Project Phoenix Domain

Optiver Variations

6 Configurations · Data Baseline → Full Synthesis

Variation Overview

Each variation adds a complete new capability layer on top of the previous. V6 is the full synthesis capstone — one command runs the entire pipeline.

V1

Core Data + Features

Data loading, baseline features, analysis

V2

Advanced Features

V2 Numba microstructure features

V3

Explainability + Ensembles

SHAP, Optuna, stacking, walk-forward

V4

Drift + Monitoring

Drift detection, data quality, alerting

V5

Parallel Execution

Parallelized CV, features, tuning

V6

Synthesis Capstone

Full pipeline, deployment gate, reports

V1 — Core Data + Features

Establishes the base system: CLI, tool registry, and data client. V1 baseline features compute imbalance, price, and temporal signals.

# V1 baseline workflow load_data() -> analyze_stock(stock_id=5) -> calculate_all_features()

V2 — Advanced Microstructure Features

Numba-accelerated V2 feature generation. Triplet and pairwise imbalance, microstructure signals, global stock statistics, and temporal window features. Walk-forward safe.

# V2 feature pipeline load_data() -> generate_all_v2_features() -> export_features() -> verify_export()

V3 — Explainability · Optuna · Ensembles

Adds SHAP explainability, Bayesian hyperparameter search, stacking ensembles, and walk-forward backtesting.

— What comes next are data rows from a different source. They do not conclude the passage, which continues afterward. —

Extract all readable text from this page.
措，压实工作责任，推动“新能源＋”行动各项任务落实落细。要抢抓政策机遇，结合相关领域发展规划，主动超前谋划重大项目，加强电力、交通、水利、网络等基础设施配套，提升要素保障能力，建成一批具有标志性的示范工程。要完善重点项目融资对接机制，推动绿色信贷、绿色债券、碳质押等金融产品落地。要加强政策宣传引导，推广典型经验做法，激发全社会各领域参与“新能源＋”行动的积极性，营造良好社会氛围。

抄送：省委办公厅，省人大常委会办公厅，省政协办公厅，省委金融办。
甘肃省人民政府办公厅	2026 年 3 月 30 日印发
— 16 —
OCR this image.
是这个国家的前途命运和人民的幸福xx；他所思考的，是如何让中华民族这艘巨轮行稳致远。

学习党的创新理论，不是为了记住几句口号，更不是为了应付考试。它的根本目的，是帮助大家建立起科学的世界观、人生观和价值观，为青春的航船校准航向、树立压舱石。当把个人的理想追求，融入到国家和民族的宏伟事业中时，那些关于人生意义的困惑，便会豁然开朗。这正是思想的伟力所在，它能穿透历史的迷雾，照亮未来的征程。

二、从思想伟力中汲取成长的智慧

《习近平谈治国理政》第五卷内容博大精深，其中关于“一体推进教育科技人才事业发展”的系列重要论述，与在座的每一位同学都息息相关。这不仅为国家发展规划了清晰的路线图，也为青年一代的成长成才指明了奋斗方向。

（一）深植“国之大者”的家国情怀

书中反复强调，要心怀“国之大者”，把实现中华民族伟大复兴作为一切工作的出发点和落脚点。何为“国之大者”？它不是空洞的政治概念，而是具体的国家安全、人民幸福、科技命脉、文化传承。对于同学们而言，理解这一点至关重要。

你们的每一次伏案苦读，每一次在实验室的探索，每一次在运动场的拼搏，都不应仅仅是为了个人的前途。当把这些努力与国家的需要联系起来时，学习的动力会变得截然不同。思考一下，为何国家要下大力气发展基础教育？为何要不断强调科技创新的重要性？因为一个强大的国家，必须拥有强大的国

V4 — Drift Detection + Data Quality

Full monitoring suite. PSI, KS test, JS divergence, concept drift, covariate shift, structural break detection, and regime classification.

SignalMethodThreshold
Feature driftPSI< 0.1 stable · > 0.25 significant
Distribution shiftKS testalpha = 0.05
DivergenceJS divergencedomain-specific
Covariate shiftDomain classifierAUC > 0.6 indicates shift
Structural breaksCUSUM / Chowchange-point detection

V5 — Parallel Execution

ThreadPoolExecutor-backed parallel versions of the most compute-intensive operations. max_workers should not exceed available CPU cores.

Parallel Tools

generate_all_v2_features_parallel train_lightgbm_cv_parallel tune_hyperparameters_parallel run_walk_forward_parallel track_feature_drift_parallel

V6 — Synthesis Capstone

Full pipeline orchestration with profile-driven depth, deployment readiness gate, and structured reports.

# Synthesis profiles run_synthesis_workflow(profile="quick") # explore only run_synthesis_workflow(profile="standard") # features + model run_synthesis_workflow(profile="comprehensive") # full pipeline # Gate deployment on drift + quality criteria check_deployment_readiness() # → deploy | defer | reject | retrain # Structured reports create_analysis_report() create_model_report() create_monitoring_report()

Five deployment criteria: data quality, feature drift, CV MAE, Sharpe ratio, and active alerts. All five must clear before deployment is approved.